Читать книгу Stalky's Reminiscences - Lionel Charles Dunsterville - Страница 8
ОглавлениеPugh was a great, strong, ‘hefty’ fellow with very large feet and a very kind heart. He would have been a very good house-master if he had not made the mistake of prowling and prying, which all boys resent and which made it extremely easy for us to entrap him. Kipling, Beresford, and myself enjoyed the privilege of being in his house and under his care, but I am not sure that he enjoyed the privilege of guiding our infant footsteps.
Of Haslam I remember little except that he was the only married master, and his good wife prevented him from getting into trouble.
Green was a house-master who wore a thick black beard which helped him to keep order. He was rather inclined to bark at us, which accounted for his nickname of ‘Barky’.
Stevens, a parson, was a good, sensible fellow, popular with the boys and I should think equally so with the masters.
Evans, nicknamed ‘Punch’ because of a rather large and curved nose, I best remember as the founder and organizer of the ‘Bug-and-tick’ or ‘Natural History Society’. His enthusiasm for this Society led him sometimes a little astray, but he understood us and I do not think any of us could have anything but pleasant recollections of his dealings with us—even though the ‘dealings’ sometimes involved the use of the cane. He had the additional attraction of being a good actor and won our affections by his performance in many comic pieces.
Bode, who later took Orders, is the only survivor of the group—still in harness at Beechmont, Haywards Heath. I am indebted to him for early training in singing, which, as far as I remember, was a hobby of his. He had nothing to do with the teaching of singing, but in some capacity or another I can recall him waving a bâton and persuading me to sing glees.
I have given, with some diffidence, a few notes on the characters of the various masters who composed the staff of the old college in the days of my youth, chiefly with a view of appreciating Cormell Price’s difficulties, but I think the greatest difficulty he had to contend with was our lack of tradition, which is the main stand-by for control. In our case there was no tradition, and as each master brought with him fragments of traditions of other schools, the Head was confronted with an almost hopeless task: and as regards the 200 boys we were equally heterogeneous and lacking school tradition.
Another difficulty was probably caused by the absence of selection. At the start of a new school financial considerations are of primary importance, and the chief thing to do is to get the school filled up to its fullest complement. Under such circumstances, and with no ‘waiting list’, selection is almost impossible. So among us were many rather tough characters.
The Headmaster had come to us from Haileybury and brought a small nucleus of boys with him. The great majority of the rest were little innocents like myself, sons of hard-up officers. But there must have been quite a large proportion of boys that no one else wanted, possibly even quite a fair number who had been already tried elsewhere, and had been, to use an euphemistic term, ‘rejected’.
I mention all this because so many people have taken a deep interest in Rudyard Kipling’s inimitable Stalky & Co., and have often expressed their inability to understand how ‘things should have been so’.
Soon after the issue of that book I read frequent letters in the papers from old boys of various famous public schools, informing the world that their schools were not in the least like that. Of course they weren’t. The above may help to explain why they were not.

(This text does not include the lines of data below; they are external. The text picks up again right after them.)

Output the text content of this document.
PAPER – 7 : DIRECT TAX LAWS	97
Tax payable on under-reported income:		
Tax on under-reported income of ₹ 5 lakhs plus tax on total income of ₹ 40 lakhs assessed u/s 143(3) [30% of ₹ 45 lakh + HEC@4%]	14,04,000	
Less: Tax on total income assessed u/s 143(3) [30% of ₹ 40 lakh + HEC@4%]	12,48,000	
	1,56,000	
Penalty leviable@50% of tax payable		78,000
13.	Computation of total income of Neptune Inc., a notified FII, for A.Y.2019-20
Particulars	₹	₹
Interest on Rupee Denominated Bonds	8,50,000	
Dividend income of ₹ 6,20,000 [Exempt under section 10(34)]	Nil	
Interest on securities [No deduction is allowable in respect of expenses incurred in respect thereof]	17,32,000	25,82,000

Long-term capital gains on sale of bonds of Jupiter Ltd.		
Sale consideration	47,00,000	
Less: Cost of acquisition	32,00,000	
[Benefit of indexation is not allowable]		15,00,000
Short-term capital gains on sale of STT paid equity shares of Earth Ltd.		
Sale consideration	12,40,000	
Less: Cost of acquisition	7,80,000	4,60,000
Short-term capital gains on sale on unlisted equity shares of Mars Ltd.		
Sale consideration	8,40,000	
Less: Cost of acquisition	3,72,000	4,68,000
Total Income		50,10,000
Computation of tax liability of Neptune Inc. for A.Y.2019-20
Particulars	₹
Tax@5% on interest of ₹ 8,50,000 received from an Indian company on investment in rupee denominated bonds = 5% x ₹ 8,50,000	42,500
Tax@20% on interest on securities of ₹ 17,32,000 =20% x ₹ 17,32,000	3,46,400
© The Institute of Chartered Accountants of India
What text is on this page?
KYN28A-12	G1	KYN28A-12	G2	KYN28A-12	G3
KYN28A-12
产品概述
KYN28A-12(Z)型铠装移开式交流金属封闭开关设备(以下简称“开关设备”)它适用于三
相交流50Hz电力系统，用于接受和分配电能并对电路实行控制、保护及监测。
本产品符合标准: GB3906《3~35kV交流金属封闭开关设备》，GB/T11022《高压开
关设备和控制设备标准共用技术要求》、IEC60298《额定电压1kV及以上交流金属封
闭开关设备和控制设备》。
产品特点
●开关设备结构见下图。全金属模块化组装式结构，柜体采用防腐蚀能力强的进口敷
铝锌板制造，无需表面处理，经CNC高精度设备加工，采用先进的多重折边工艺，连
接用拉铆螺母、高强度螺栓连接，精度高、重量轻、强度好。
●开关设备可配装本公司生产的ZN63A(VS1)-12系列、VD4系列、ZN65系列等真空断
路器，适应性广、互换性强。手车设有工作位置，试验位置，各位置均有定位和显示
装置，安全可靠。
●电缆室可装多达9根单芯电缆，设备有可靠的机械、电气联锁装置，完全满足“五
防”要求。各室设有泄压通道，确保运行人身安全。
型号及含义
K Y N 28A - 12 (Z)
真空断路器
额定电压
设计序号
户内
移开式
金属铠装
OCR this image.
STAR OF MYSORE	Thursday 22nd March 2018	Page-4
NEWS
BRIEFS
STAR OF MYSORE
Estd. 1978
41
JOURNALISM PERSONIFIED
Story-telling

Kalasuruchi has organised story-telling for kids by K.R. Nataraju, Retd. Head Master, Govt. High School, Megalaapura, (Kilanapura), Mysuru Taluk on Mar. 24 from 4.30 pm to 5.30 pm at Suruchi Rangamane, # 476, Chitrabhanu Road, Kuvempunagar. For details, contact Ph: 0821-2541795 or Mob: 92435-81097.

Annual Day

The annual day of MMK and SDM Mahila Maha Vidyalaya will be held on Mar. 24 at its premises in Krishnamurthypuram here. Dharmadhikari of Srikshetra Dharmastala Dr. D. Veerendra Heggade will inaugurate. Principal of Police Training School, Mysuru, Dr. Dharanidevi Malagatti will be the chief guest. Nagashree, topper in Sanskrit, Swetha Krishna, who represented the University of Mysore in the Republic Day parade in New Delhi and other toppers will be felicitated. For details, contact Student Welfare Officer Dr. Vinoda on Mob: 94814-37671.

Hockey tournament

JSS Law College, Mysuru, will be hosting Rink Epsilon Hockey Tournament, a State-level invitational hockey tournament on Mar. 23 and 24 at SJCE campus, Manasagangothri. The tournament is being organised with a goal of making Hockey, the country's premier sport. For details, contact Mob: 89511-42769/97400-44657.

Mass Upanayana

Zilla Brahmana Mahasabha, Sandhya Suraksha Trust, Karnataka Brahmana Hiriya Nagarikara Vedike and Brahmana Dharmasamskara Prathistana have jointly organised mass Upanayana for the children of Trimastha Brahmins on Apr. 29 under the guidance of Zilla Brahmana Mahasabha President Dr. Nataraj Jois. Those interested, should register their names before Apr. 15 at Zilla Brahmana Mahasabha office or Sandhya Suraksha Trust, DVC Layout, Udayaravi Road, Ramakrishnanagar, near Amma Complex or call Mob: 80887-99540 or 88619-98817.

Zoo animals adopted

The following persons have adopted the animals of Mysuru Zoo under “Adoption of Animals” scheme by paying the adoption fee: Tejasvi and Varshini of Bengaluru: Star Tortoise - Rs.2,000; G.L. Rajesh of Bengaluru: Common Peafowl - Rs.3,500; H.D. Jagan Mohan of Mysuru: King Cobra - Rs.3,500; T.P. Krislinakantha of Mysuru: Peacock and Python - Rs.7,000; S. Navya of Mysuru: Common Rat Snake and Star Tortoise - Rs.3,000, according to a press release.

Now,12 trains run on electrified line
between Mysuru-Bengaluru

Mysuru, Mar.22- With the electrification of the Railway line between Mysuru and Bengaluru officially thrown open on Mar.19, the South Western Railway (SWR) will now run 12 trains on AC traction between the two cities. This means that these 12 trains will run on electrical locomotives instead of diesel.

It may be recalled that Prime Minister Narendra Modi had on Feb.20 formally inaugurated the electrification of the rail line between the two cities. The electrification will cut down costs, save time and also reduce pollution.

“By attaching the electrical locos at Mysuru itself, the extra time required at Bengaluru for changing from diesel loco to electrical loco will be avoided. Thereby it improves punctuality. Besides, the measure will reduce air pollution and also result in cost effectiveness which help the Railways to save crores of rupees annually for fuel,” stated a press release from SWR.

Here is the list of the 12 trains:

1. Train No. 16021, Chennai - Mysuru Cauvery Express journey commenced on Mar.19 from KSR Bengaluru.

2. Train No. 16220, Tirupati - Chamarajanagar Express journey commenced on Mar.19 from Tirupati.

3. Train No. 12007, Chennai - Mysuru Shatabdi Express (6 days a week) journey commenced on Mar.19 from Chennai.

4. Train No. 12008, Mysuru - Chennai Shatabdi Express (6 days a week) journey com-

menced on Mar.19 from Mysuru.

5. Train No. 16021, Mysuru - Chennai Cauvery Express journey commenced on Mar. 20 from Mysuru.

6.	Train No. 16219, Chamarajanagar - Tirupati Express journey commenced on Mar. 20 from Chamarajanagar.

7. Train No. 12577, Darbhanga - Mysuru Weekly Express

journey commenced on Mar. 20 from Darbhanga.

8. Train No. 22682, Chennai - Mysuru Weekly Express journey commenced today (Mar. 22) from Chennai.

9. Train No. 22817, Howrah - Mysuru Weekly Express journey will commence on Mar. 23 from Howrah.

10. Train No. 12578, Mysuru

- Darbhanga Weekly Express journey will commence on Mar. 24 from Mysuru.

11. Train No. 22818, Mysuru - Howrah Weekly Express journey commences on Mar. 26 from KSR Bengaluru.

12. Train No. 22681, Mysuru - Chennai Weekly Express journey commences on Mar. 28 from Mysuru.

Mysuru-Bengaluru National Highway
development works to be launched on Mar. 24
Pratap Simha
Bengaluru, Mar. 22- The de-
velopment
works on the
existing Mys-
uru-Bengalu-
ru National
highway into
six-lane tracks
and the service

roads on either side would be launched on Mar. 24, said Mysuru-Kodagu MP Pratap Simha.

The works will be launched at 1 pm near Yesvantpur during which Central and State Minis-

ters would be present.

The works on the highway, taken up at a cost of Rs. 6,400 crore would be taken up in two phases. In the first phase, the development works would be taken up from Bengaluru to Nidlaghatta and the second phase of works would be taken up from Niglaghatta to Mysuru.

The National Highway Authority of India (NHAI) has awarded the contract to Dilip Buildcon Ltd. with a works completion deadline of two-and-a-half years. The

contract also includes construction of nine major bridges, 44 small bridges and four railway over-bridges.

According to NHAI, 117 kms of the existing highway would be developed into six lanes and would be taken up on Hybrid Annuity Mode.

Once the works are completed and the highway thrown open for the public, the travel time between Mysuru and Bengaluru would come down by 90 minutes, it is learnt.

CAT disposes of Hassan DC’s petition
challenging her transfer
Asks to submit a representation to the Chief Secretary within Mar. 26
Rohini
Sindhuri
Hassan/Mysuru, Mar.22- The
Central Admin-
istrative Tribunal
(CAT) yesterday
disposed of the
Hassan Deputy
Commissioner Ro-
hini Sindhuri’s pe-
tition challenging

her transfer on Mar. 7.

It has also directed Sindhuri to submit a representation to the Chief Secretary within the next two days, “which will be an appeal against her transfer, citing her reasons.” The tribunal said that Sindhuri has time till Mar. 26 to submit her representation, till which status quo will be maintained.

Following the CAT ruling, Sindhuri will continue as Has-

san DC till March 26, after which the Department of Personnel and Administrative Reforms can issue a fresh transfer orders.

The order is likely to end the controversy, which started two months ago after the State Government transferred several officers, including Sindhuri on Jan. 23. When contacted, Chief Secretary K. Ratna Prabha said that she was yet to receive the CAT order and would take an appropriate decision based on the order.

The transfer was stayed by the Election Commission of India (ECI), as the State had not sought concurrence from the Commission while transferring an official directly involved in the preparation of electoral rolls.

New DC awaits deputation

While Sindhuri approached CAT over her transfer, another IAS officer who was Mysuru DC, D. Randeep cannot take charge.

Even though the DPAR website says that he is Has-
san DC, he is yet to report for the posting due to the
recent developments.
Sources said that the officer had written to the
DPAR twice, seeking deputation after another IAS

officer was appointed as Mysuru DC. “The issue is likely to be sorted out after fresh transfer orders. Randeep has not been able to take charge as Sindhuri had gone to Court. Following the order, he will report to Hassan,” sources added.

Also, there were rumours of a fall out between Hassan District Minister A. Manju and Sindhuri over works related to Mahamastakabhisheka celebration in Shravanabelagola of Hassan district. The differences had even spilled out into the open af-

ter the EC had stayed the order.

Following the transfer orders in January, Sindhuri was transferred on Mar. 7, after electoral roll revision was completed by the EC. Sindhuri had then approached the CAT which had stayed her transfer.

Stalky & Co. is a work of fiction, and not a historical record. Stalky himself was never quite so clever as portrayed in the book, and the book makes no mention of the many times when he was let down. But he represents, not an individual—though his character may be based on that of an individual—but the medium of one of the prevailing spirits of this most untypical school.
I joined the school about 1875 and my number was 10. I owed that early number not to the date of my joining but to the date of registration at the time of the foundation of the college.
Kipling did not join till several years later—I cannot tell when, but one can form some estimate of the period from the fact that his number was 264. During those troublous years I had to develop my character, without his shrewd guidance, from artless simplicity to artful guile, and by the time that he and Beresford united with me in the occupancy of a study I was in the passive condition of a bundle of Chinese fire-crackers to which his fertile brain eagerly applied the torch.
Beresford added to the combination an extraordinarily mature judgment combined with a malicious ingenuity. It is difficult really to score off masters in the long run, and in most cases when we were triumphant, it was due to his placid subtlety.
Our paths in life have proved the wide divergence of our characters, but this divergence made the youthful combination all the more dangerous. What one lacked the other had, and we really must have been a very difficult trio to tackle.
Beresford and I had our fair share of brains, but Kipling had a great deal more than his fair share, and added to it the enormous asset of knowledge—intuitive and acquired.
Our earlier escapades were on the lines of simple buffoonery, but we soon evolved on to a higher plane of astute plotting on more intellectual lines, the essence of each plot being that it should leave our adversaries nothing to hit back at.
The culmination of the plot was the appearance of the elusive criminals in the pleasing pose of injured innocence.
In spite of our many drawbacks there was a splendid spirit in the school, and a very strong sense of loyalty pervaded both masters and boys when confronting the outside world.
And I may say, finally, that Westward Ho was a notably ‘clean’ school, in every sense of that word.